Yeğenlerimle ve kardeşimle şakalaşıp oynadığımız aklımda.Tekerleme söylüyor gülüyorduk.

‘’Ali Veli çık duvara işe’’

Sanırım 6-7 yaşındaki bir çocuk savaş ve esirliğin ne demek olduğunu ciddiyetle anlayacak bir farkındalığa sahip olamıyor.Birçok şey gibi oyun sanıyor.

Gülmekten şaka yapmaktan oyun oynamaktan geri kalamıyor.

Tüm Sinema boşaltılmış buradaki halk asfalt yol içerisine oturtulmuştu.Bir süre sonra beyaz landroverleri ile ağaçlı kahvenin oradan bm askerlerinin geldiğini hatırlarım.Bu arada bugün yıkılan o günlerde Macit berberin dükkanının bulunduğu yerde rum askerlerinin büyükçe bir silahı ayakları üzerinde kurmaya çalıştığını ve bize doğru çevirdiğini gördüm.

Kapkara bir silahtı askerden çok bu silah ilgimi çekmişti. O çocuk aklımla belkide bu silahın bir oyuncak olduğunu ve askerin onunla oyun oynadığını sanıyordum.

Lefke Çarşı meydanında kaç saat o şekilde kaldığımızı hatırlamıyorum yalnız bir ara henüz bir yaşımda olan kardeşimin karnının acıktığı için ağladığını ve annem ile babamın ona bir şeyler bulmak için çare düşündüğünü hatırlıyorum.

Babam rum askerleri ile konuşuyor ve onlara sanırım çocuğun acıktığını bunun için süt istediğinden bahsediyordu.Sonradan öğrendiğime göre CMC şirketinde birlikte çalıştığı bu rum askerlerden biri bababma bir dükkanı kırarak içeri girmelerini ve oradan süt alabilecklerini söylemiş.

Babam kabul etmemiş bizi eve götür oradan çocuğa sütünü alalım demiş.Rum askeri ile babam ve kucağında küçük kardeşim evin yolunu tutmuşlar .Evde annem kardeşime hemen sütü yapmış ve daha sonra bizim yanımıza yine çarşıya dönmüşler.

Artık güneş batmış hava kararmıştı.Saat sanırım 9 gibi idi.Birden rum askerleri kadınlarla çocukların eve gidebilecekelrini fakat erkeklerin kalacağını söylediler.Hemen hazırlandık annemin o an neler hissteği hal gözümün önündedir.

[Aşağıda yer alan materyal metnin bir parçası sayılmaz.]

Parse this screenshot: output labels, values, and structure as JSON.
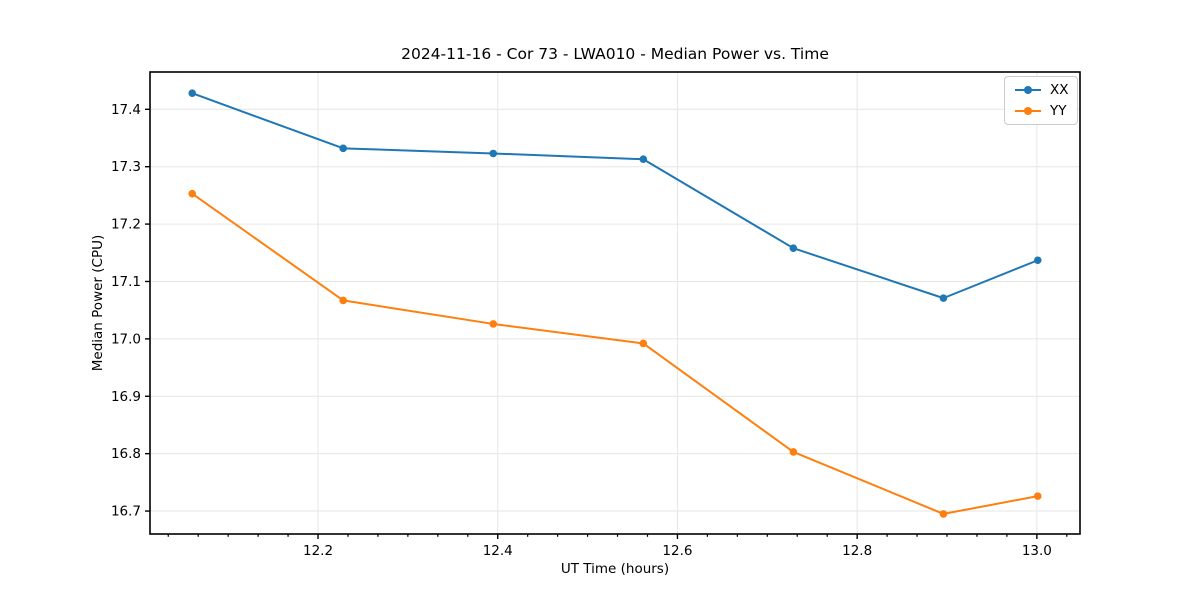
{
  "chart_data": {
    "type": "line",
    "title": "2024-11-16 - Cor 73 - LWA010 - Median Power vs. Time",
    "xlabel": "UT Time (hours)",
    "ylabel": "Median Power (CPU)",
    "x": [
      12.06,
      12.228,
      12.395,
      12.562,
      12.729,
      12.896,
      13.001
    ],
    "series": [
      {
        "name": "XX",
        "color": "#1f77b4",
        "values": [
          17.428,
          17.332,
          17.323,
          17.313,
          17.158,
          17.071,
          17.137
        ]
      },
      {
        "name": "YY",
        "color": "#ff7f0e",
        "values": [
          17.253,
          17.067,
          17.026,
          16.992,
          16.803,
          16.695,
          16.726
        ]
      }
    ],
    "xlim": [
      12.013,
      13.048
    ],
    "ylim": [
      16.66,
      17.465
    ],
    "xticks": [
      12.2,
      12.4,
      12.6,
      12.8,
      13.0
    ],
    "yticks": [
      16.7,
      16.8,
      16.9,
      17.0,
      17.1,
      17.2,
      17.3,
      17.4
    ],
    "x_minor_step": 0.0333333,
    "grid": true,
    "grid_color": "#e6e6e6",
    "axis_color": "#000000",
    "legend": {
      "position": "upper right"
    }
  }
}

''Bizleri göndercekler erkekleri öldürecekler.''

Kısa süreli bir telaş ve koşuşturmadan sonra babamla vedalaşıp evlerimizin yolunu tuttuk.

Yol boyunca eve giderken aklımda kalan kapkaranlık sokaklar ve atılan havan toplarından çukurlarla dolu olan yollardı.

Bir zamanlar ışıl ışıl kuş ve çocuk sesleri ile dolu şimdi kapkaranlık olan bu sokaklardan havan mermisinin açtığı bir çukura düşmemeye dikkat ederek evimize gittik.

Esir kaldığımız süre içinde evlerimizden dışarı çıkamadık.Bir tek babam ekmek yiyecek ve bulabilirse süt almak için zaman zaman çıkıyordu.Geri kalan günler korku içinde geçti.Bazen Rum Yunan askerleri çeşitli bahanelerle evlerimizi kontrole geldi.Bazen kapımızın önünde aniden dışarda duran Ladroverden korkarak sesimizi çıkaramadan ümitle bekledik.

Türk askerinin Lefkeye girişi onları bayraklar ve su bidonları ile karşılamamız kadar Dere yatağında Rum ve Yunanlıların dozerlerle kazdığı çukurların bende bıraktığı etki yıllar sonra bile taptaze.Ama geçen son 46 senede biriktirilen anılarda var ve onlar çok daha güzel.